Physics-informed NN for parameter identification
73 views (last 30 days)
Show older comments
Dear all,
I am trying to use the physics-informed neural network (PINN) for an inverse parameter identification for any ODE or PDE.
I followed the tutorial https://uk.mathworks.com/help/deeplearning/ug/solve-partial-differential-equations-with-lbfgs-method-and-deep-learning.html provided in the help center.
I am wondering does PINN could extract the identified parameters (coefficients in the PDE). Unfortunately, I do not know how to convert the identified parameters in NN to the real parameters.
Thanks in advance.
0 Comments
Answers (4)
Ben
on 24 Aug 2022
Hi Dawei,
The PINN in that example is assuming the PDE has fixed coefficients. To follow the method of Raissi et al. you can consider a parameterized class of PDEs, e.g. for the Burger's equation you can consider:
The method is then to simply minimize the loss with respect to both the neural network learnable parameters, and the coefficients .

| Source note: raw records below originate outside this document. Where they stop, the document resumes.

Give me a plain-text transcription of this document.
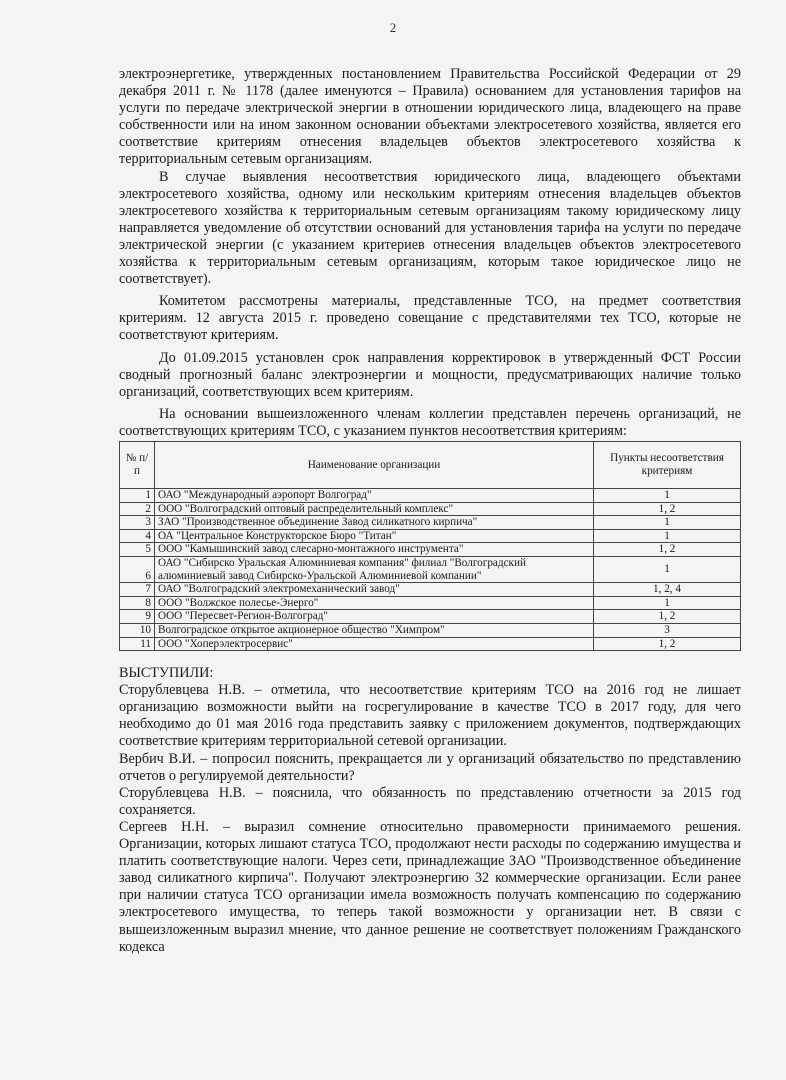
2

электроэнергетике, утвержденных постановлением Правительства Российской Федерации от 29 декабря 2011 г. № 1178 (далее именуются – Правила) основанием для установления тарифов на услуги по передаче электрической энергии в отношении юридического лица, владеющего на праве собственности или на ином законном основании объектами электросетевого хозяйства, является его соответствие критериям отнесения владельцев объектов электросетевого хозяйства к территориальным сетевым организациям.

В случае выявления несоответствия юридического лица, владеющего объектами электросетевого хозяйства, одному или нескольким критериям отнесения владельцев объектов электросетевого хозяйства к территориальным сетевым организациям такому юридическому лицу направляется уведомление об отсутствии оснований для установления тарифа на услуги по передаче электрической энергии (с указанием критериев отнесения владельцев объектов электросетевого хозяйства к территориальным сетевым организациям, которым такое юридическое лицо не соответствует).

Комитетом рассмотрены материалы, представленные ТСО, на предмет соответствия критериям. 12 августа 2015 г. проведено совещание с представителями тех ТСО, которые не соответствуют критериям.

До 01.09.2015 установлен срок направления корректировок в утвержденный ФСТ России сводный прогнозный баланс электроэнергии и мощности, предусматривающих наличие только организаций, соответствующих всем критериям.

На основании вышеизложенного членам коллегии представлен перечень организаций, не соответствующих критериям ТСО, с указанием пунктов несоответствия критериям:

№ п/п	Наименование организации	Пункты несоответствия критериям
1	ОАО "Международный аэропорт Волгоград"	1
2	ООО "Волгоградский оптовый распределительный комплекс"	1, 2
3	ЗАО "Производственное объединение Завод силикатного кирпича"	1
4	ОА "Центральное Конструкторское Бюро "Титан"	1
5	ООО "Камышинский завод слесарно-монтажного инструмента"	1, 2
6	ОАО "Сибирско Уральская Алюминиевая компания" филиал "Волгоградский алюминиевый завод Сибирско-Уральской Алюминиевой компании"	1
7	ОАО "Волгоградский электромеханический завод"	1, 2, 4
8	ООО "Волжское полесье-Энерго"	1
9	ООО "Пересвет-Регион-Волгоград"	1, 2
10	Волгоградское открытое акционерное общество "Химпром"	3
11	ООО "Хоперэлектросервис"	1, 2

ВЫСТУПИЛИ:

Сторублевцева Н.В. – отметила, что несоответствие критериям ТСО на 2016 год не лишает организацию возможности выйти на госрегулирование в качестве ТСО в 2017 году, для чего необходимо до 01 мая 2016 года представить заявку с приложением документов, подтверждающих соответствие критериям территориальной сетевой организации.

Вербич В.И. – попросил пояснить, прекращается ли у организаций обязательство по представлению отчетов о регулируемой деятельности?

Сторублевцева Н.В. – пояснила, что обязанность по представлению отчетности за 2015 год сохраняется.

Сергеев Н.Н. – выразил сомнение относительно правомерности принимаемого решения. Организации, которых лишают статуса ТСО, продолжают нести расходы по содержанию имущества и платить соответствующие налоги. Через сети, принадлежащие ЗАО "Производственное объединение завод силикатного кирпича". Получают электроэнергию 32 коммерческие организации. Если ранее при наличии статуса ТСО организации имела возможность получать компенсацию по содержанию электросетевого имущества, то теперь такой возможности у организации нет. В связи с вышеизложенным выразил мнение, что данное решение не соответствует положениям Гражданского кодекса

To adapt the example you can extend the parameters in the Define Deep Learning Model section:
parameters.lambda = dlarray(0);
parameters.mu = dlarray(-6);
Next you will need to modify the modelLoss function to replace the line f = Ut + U.*Ux - (0.01./pi).*Uxx with the following:
lambda = parameters.lambda;
mu = exp(parameters.mu);
f = Ut + lambda.*U.*Ux - mu.*Uxx;
Finally you will have to fix the computation for numLayers in the model function, as adding lambda and mu to parameters invalidated it. I simply did the following:
numLayers = (numel(fieldnames(parameters))-2)/2;
This will make the example similar to the author's code. I didn't get very good results for coefficient identification when I tried this, this is possibly due to differences in the options between fmincon and the author's use of ScipyOptimizerInterface. I'm trying that out currently, but hopefully this much will help you get started.
15 Comments
Rohit
on 27 Jul 2023
Edited: Rohit
on 28 Jul 2023
Hello @CSCh @Ben @James Gross, I am stuck in the same position of solving an inverse problem code using PINN. Is it possible to share the latest full code for this? I believe that there are some nomenclature changes in the codes with ADAM and L-BFGS in the help center, which is making a bit confusing to understand. Specifcically, I wanted to know how to add the unknown paramters of the differential equation to the trainable paramters of the NN?
Thanks for your help.
Rohit
4 Comments
Wenyu Li
on 28 Dec 2023
@Ben Hi Ben, I have some difficulty doing your step 2. When you said "Implementing modelLoss to take parameters in place of net", I know how to modify my modelLoss to include the parameter mu but how should I modify modelLoss so the gradient contains information for both net.Learnables and mu? I can calculate the gradients using dlgradient but the output are in different types, one is a table and the other simply a dlarray.
Ben
on 2 Jan 2024
@Wenyu Li - In the above I use a struct called parameters to contain lambda and mu. You can also use a struct to contain the gradients, even though they are different types. Here's some toy code to demonstrate this - note that this doesn't actually train and solve the inverse problem well:
% Solve heat equation du/dt = c * d2u/dx^2 with neural net and unknown c.
batchSize = 100;
dimension = 2; % X = (t,x)
% Set up neural net.
hiddenSize = 100;
net = [
featureInputLayer(dimension)
fullyConnectedLayer(hiddenSize)
tanhLayer
fullyConnectedLayer(hiddenSize)
tanhLayer
fullyConnectedLayer(1)];
% Create struct of parameters
parameters.net = dlnetwork(net);
parameters.c = dlarray(1);
% There are multiple solutions to the heat equation above since we haven't specified initial or boundary conditions.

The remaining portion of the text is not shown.